Arrow Rests: Drop-Away vs Full-Capture

Arrow Rests: Drop-Away vs Full-Capture

The rest is the single most-argued piece of hunt kit after the broadhead. Drop-aways give the cleanest arrow flight; full-capture rests will not let your arrow fall out of a treestand. Real products, honest tradeoffs, and where each one fails.

The main options

Drop-away: Hamskea Trinity Hunter Pro

Limb-driven, adjustable timing, MSRP USD 200 to 240. The reference drop-away. Complaint on Rokslide: timing cord stretch after 500 shots means you re-tune every off-season.

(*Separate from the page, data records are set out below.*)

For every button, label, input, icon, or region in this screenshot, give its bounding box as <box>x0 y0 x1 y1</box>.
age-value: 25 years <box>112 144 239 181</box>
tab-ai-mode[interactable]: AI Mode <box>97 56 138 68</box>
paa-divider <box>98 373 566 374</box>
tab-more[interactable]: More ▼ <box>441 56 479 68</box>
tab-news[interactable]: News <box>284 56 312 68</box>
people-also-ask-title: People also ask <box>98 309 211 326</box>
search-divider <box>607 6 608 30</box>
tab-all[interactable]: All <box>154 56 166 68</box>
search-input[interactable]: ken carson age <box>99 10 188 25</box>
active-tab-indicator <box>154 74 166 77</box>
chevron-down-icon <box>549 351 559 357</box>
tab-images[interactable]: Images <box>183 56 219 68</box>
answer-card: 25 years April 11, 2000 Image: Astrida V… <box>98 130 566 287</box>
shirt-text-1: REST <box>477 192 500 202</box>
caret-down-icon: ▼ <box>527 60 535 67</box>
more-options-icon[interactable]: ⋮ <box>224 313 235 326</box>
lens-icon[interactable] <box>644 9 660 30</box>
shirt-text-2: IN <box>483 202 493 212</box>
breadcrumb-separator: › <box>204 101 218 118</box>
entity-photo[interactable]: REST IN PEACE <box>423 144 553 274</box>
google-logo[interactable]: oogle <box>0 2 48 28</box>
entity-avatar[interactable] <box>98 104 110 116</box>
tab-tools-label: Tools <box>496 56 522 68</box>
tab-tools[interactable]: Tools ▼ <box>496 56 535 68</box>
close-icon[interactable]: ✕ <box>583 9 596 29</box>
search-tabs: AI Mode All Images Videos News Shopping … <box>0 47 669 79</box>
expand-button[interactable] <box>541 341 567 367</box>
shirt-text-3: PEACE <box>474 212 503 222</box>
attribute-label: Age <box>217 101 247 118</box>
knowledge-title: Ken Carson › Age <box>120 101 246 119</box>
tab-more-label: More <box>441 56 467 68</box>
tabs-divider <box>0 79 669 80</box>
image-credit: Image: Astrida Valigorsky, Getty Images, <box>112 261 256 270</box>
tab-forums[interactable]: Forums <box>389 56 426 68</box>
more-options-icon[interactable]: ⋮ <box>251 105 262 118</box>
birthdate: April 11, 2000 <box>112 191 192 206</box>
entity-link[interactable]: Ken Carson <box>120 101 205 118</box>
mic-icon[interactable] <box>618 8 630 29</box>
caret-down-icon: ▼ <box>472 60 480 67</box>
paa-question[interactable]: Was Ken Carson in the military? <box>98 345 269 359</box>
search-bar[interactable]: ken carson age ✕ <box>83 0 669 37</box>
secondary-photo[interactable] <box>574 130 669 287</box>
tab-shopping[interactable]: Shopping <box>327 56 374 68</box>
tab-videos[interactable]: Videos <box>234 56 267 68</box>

Fix is checking timing before every hunt.

Drop-away: QAD Ultrarest HDX

Cable-driven, velcro launcher, MSRP USD 160 to 180. Simpler to set up than the Hamskea and the launcher is much quieter on a missed release. Complaint: velcro wears out at 2 to 3 seasons and needs replacement. QAD sells a repair kit.

Full-capture: Trophy Ridge Whisker Biscuit Kill Shot

Bristles hold the arrow through any angle. MSRP USD 45 to 80. The rest that gets 20-year recurve hunters through a season. Complaint: bristles slow the arrow 5 to 8 fps and vane wear is real. If you shoot Blazers or AAE Max Stealth, replace bristles every 250 shots.

What bowhunters say

Forum sentiment

Archery Talk consensus for 2025: Hamskea if you have time and money to tune; QAD HDX if you want quiet and cheap; Whisker Biscuit if you sit a saddle and refuse to lose an arrow.